= 1980 New Zealand bravery awards =

The 1980 New Zealand bravery awards were announced via a Special Honours List on 23 December 1980, and recognised five people for acts of bravery in 1979 or 1980.

==Queen's Commendation for Brave Conduct==
- Ronald Samson Lenz – senior traffic sergeant, Traffic Enforcement, Ministry of Transport, Christchurch.

For services on the evening of 18 October 1979, when he was confronted by a disturbed man armed with a shotgun. The man had threatened him and other persons. Had it not been for Senior Traffic Sergeant Lenz's coolness and courage there could have been loss of life.

- Driver David Ian White – lately Royal New Zealand Corps of Transport, 2nd Composite Squadron, Fort Dorset.

For rescuing from drowning the driver of a motor vehicle, in which he was a passenger, after it had gone out of control and plunged some 50 metres into the Mangawhero River. His prompt action without doubt saved the life of the driver.

- Herbert Ernest Wash – superintendent, Wi Tako Prison.
- Hemi Te Muranui Anderson – prison officer, Wi Tako Prison.
- John Weston Kirton – second officer, Prison Staff College.

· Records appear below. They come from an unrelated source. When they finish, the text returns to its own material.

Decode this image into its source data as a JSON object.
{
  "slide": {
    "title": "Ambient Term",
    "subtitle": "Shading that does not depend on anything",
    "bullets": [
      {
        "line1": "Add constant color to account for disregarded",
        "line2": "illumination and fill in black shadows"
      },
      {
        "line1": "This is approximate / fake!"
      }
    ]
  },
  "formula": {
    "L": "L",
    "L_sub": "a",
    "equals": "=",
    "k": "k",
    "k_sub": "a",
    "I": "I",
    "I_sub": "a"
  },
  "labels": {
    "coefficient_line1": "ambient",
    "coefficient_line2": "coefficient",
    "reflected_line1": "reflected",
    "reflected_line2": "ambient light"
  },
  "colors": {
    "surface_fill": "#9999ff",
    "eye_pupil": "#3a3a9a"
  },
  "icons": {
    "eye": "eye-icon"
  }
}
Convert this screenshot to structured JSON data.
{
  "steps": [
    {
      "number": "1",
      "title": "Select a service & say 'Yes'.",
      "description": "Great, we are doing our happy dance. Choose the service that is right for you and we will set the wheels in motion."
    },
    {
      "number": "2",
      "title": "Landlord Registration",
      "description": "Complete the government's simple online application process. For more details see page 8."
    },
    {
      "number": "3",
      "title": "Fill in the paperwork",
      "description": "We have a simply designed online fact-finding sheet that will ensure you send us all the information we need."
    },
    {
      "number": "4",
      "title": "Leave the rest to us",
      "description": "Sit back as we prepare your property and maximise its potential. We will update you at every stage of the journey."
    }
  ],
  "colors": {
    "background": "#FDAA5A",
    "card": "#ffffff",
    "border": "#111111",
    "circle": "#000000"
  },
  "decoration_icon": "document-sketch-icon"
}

For services on the evening of 21 January 1980, when fighting erupted between two rival groups of inmates, some 40 in number, who had armed themselves with sticks, iron bars and other makeshift weapons. Superintendent Wash, Prison Officer Anderson and Second Officer Kirton displayed considerable courage in dealing with a dangerous and difficult situation.